The Weekly 06.21.22

This Week’s Parkinson’s News Update
Photo by Neil Soni on Unsplash
App for Voice ‘Games’ May Aid At-home Speech Therapy Practice Parkinson’s News Today

Researchers have proposed a set of voice exercise games to help speech quality in people with Parkinson’s disease, which licensed speech therapists found to be a generally feasible, promising approach. If adopted in speech therapy routines, the games could motivate patients to practice more often at the home so that their voice better retains volume and clarity, the researchers suggested. The proposed approach, “The BioVisualSpeech Serious Game with Voice Exercises for People with Parkinson’s Disease with Hypokinetic Dysarthria,” was published in Studies in Health Technology and Informatics. Speech changes, including dysarthria or difficulty speaking, are common in Parkinson’s, affecting about 89% of those with the condition. Often, patients have hypokinetic dysarthria, characterized by a reduced voice intensity, problems articulating words, a hoarse voice, and a monotonous pitch. While these speech changes can affect a person’s social and professional life, only 3% to 4% of those with such alterations take part in speech therapy to improve their ability to communicate, the researchers reported.


Gut Microbiome of Patients Favors Inflammation, Study Suggests Parkinson’s News Today

People with Parkinson’s disease appear to have a gut microbiome — the population of microorganisms living in the intestines — that is shifted toward a pro-inflammatory state, a small study suggests. Looking particularly at a pro-inflammatory gut bacterial metabolite called trimethylamine (TMA), its researchers found significantly higher levels in patients than in people without Parkinson’s. Moreover, this increase was independent of disease characteristics, treatment status, and lifestyle factors. Findings suggest that gut bacterial-derived metabolites — often, small molecules that are byproducts of metabolic reactions within cells — could serve as disease biomarkers and potential treatment targets, the scientists wrote. The study “Gut microbial metabolites in Parkinson’s disease: Association with lifestyle, disease characteristics, and treatment status” was published in the journal Neurobiology of Disease. A growing body of research supports a potential link between the gut microbiome and Parkinson’s disease. Previous studies found patients carry a distinct intestinal bacterial profile compared to age-matched individuals without the disease.

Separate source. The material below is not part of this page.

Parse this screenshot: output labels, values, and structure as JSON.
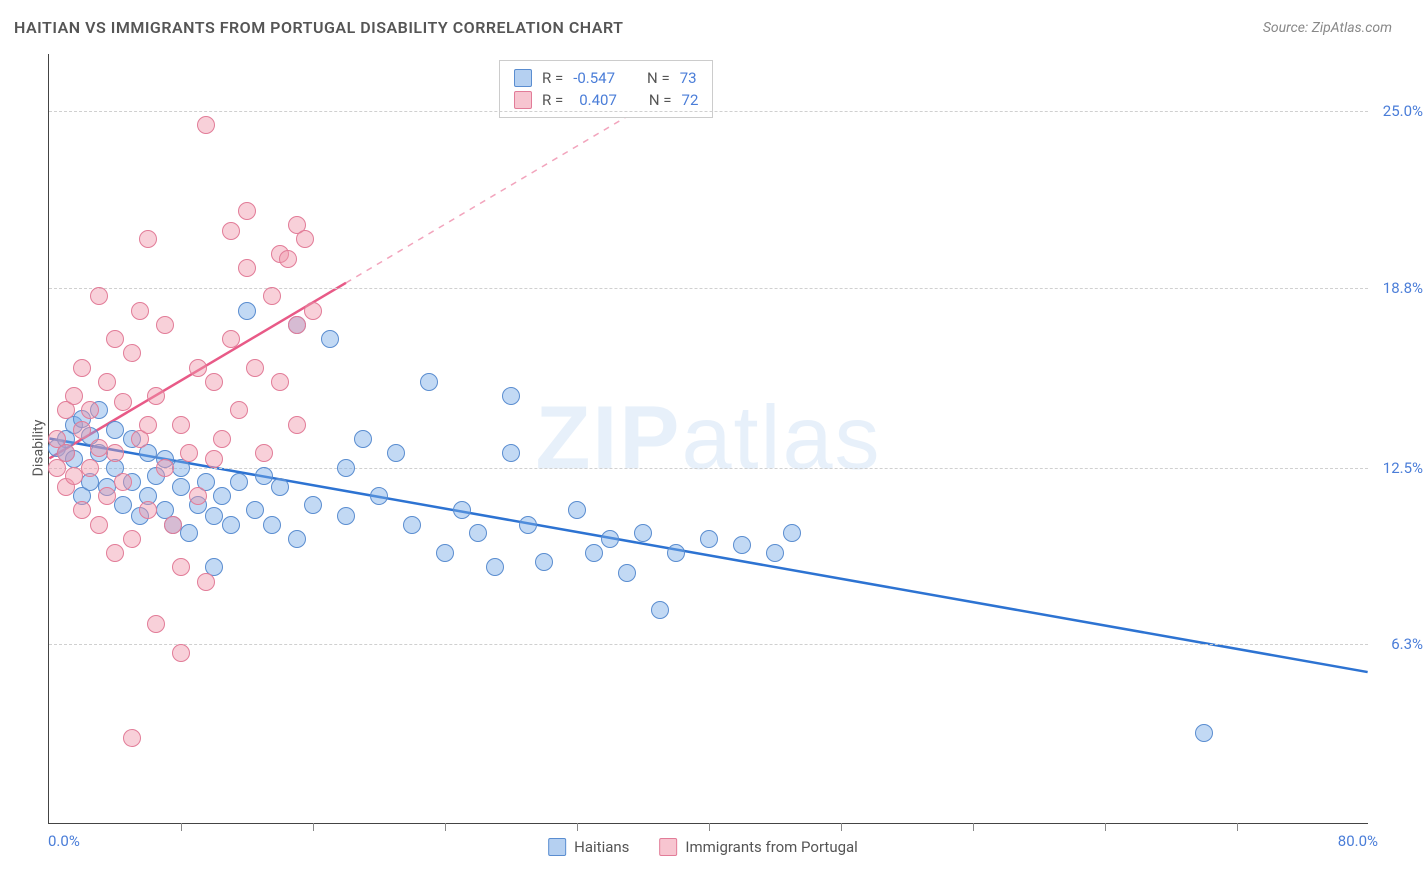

Inbrija, Inhaled Levodopa for ‘Off’ Episodes, Launches in Germany Parkinson’s News Today

Inbrija, an approved treatment for “off” episodes of Parkinson’s disease, has now been launched in Germany. The medication is being sold in Germany by Esteve Pharmaceuticals under an agreement with its developer Acorda Therapeutics. In exchange for supply of the product, Acorda will receive a significant double-digit percent of the selling price of Inbrija, in addition to additional sales-based milestones. The two companies had previously announced an agreement for Esteve to commercialize Inbrija in Spain, with an expected commercial launch early next year. Acorda also has partnered with Biopas Laboratories to market Inbrija in Latin America. “Esteve has a significant presence in Europe and an excellent track record of successfully commercializing neurological products there,” Kerry Clem, chief commercial officer at Acorda, said in a press release.


Companies Partner on Tech for Finding Best Time to Take Medication Parkinson’s News Today

Two European pharma companies have teamed up to create a technology platform that will help people with Parkinson’s disease find the best time to take their medication and make personalized adjustments to their treatment schedules. Gerresheimer AG is partnering with Finnish MedTech start-up Adamant Health Oy on new technologies that aim to help patients to determine the optimum timing for their Parkinson’s therapies. “Our common goal is to optimize the treatment of Parkinson’s and to improve the patient’s quality of life dramatically,” Dietmar Siemssen, CEO of Gerresheimer, said in a press release. “The investment is part of our strategic expansion into personalized drug delivery devices combined with platform-based and digital disease monitoring,” Siemssen said.